KG, Urt. v. 21.6.2019, 5 U 121/18, Tz. 19 f – Zum Bestpreis verkaufen
Die Formulierung “unabhängige Auswahl” geprüfter Immobilienmakler ist irreführend. … Aus dem Zusammenhang der Formulierung ergibt sich, dass suggeriert wird, dass die Beklagte zwischen mehreren geprüften und verifizierten Maklern eine Auswahl nach bestimmten Kriterien trifft, einige also in ihre Plattform aufnimmt und andere abweist. Für das Verständnis relevant ist auch der weitere Satzteil des fraglichen Textes (“um Ihre Immobilie mit dem besten Makler zum besten Preis zu verkaufen”). Danach will die Beklagte durch ihre Auswahl der Makler gewährleisten, dass der “beste Makler” beauftragt wird und derjenige, der eine Veräußerung “zum besten Preis” bewirkt. Der Adressat des Textes muss demnach davon ausgehen, dass die Beklagte Makler nach ihrer Qualität und danach auswählt, ob sie den “besten Preis” aushandeln können.

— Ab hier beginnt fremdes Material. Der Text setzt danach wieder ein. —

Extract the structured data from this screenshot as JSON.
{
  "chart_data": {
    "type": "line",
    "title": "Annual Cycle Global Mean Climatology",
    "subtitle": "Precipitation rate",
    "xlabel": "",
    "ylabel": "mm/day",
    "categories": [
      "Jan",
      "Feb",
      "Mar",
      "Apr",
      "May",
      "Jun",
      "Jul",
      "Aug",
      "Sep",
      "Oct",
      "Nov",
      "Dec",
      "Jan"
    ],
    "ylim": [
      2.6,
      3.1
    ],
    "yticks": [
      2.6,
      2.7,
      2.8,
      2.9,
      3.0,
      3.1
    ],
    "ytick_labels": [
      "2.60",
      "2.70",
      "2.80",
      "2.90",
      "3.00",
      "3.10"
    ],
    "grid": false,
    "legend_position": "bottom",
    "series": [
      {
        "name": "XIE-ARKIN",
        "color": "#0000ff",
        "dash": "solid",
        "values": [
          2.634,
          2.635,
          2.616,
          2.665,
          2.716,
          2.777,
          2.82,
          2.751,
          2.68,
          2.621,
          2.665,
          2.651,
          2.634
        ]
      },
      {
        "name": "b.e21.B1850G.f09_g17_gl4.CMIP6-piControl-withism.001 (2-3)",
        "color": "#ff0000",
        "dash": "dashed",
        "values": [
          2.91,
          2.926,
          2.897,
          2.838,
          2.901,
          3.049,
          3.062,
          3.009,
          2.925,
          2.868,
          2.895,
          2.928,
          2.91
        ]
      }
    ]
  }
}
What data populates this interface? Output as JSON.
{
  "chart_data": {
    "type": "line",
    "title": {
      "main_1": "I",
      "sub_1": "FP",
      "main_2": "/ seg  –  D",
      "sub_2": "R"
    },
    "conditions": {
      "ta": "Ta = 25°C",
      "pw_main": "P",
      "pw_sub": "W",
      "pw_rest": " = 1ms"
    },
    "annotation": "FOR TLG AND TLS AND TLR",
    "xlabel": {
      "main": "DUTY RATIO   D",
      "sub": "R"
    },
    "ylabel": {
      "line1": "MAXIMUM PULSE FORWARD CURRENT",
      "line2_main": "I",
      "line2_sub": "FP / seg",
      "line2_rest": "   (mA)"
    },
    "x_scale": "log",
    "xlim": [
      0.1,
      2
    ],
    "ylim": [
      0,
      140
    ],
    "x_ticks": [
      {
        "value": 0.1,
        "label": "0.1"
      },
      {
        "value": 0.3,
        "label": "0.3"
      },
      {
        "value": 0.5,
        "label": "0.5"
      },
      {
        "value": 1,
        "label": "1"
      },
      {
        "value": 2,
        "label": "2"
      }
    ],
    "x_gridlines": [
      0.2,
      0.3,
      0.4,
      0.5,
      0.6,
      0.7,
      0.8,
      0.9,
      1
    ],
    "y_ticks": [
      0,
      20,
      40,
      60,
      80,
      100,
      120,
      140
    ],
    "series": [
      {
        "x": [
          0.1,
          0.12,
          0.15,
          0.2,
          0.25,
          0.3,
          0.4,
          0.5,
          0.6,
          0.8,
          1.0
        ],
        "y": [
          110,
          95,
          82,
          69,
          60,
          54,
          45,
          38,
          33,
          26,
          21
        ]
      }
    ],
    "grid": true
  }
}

Diesen Kriterien entspricht die Auswahl der Beklagten nach dem zugrunde zu legenden Parteivorbringen nicht. Zwischen den Parteien ist unstreitig, dass die Beklagte … eine inhaltliche Auswahl der Makler nach deren Prüfung bzw. Verifizierung anhand von Qualitätskriterien nicht vornimmt.
Zur gesellschaftsrechtlichen Beherrschung eines Versicherungsmaklers durch ein Versicherungsunternehmen:
OLG München, Urt. v. 16.1.2020, 29 U 1834/18, Tz. 26
Unterstellt, der angesprochene Verkehr - der informierte, verständige und angemessen aufmerksame Durchschnittsverbraucher, der sich für Versicherungsprodukte interessiert - kennt die unterschiedlichen Pflichten, die sich aufgrund der rechtlichen Einordnung als Versicherungsmakler oder als Versicherungsvertreter für den jeweiligen Versicherungsvermittler ergeben, folgt daraus noch nicht, dass der Verkehr sich überhaupt darüber Gedanken macht, ob und in welchem Umfang Versicherer Anteile an einem Versicherungsvermittler halten. Sofern die angesprochenen Verkehrskreise die bestehenden Unterschiede hinsichtlich der jeweiligen rechtlichen Anforderungen und Pflichten jedoch kennen, erwarten sie von einem Versicherungsmakler nicht, dass er in Bezug auf seine Unternehmensbeteiligungen unabhängig ist, sondern lediglich, dass er unabhängig agiert. Dass die Beklagte dies nicht tun würde, behauptet auch die Klägerin nicht.
Dieser Versicherungsmakler darf sich aber nicht als 'unabhängig' bezeichnen.
OLG München, Urt. v. 16.1.2020, 29 U 1834/18, Tz. 41, 46 f
Ohne Erfolg wendet sich die Beklagte allerdings gegen das vom Landgericht ausgesprochene Verbot zu behaupten, sie sei unabhängig und neutral, solange die Mehrheit ihrer Unternehmensanteile von einem Versicherer gehalten wird. Der entsprechende Anspruch der Klägerin folgt aus § 8 Abs. 1 S. 1, Abs. 3 Nr. 1, § 5 Abs. 1 S. 1, S. 2 Nr. 3, § 3 UWG. …
… Der angesprochene Verkehr versteht die … Aussage - anders als die „bloße“ Bezeichnung als Versicherungsmakler - nicht nur dahingehend, dass die so werbende Beklagte unabhängig von etwaigen Beteiligungsverhältnissen agiere, sondern es tatsächlich auch ist.
Dies trifft indes nicht zu: die Beteiligung der XY Lebensversicherung an der Beklagten ist unstreitig eine Mehrheitsbeteiligung, Neutralität und Unabhängigkeit sind daher nicht gegeben.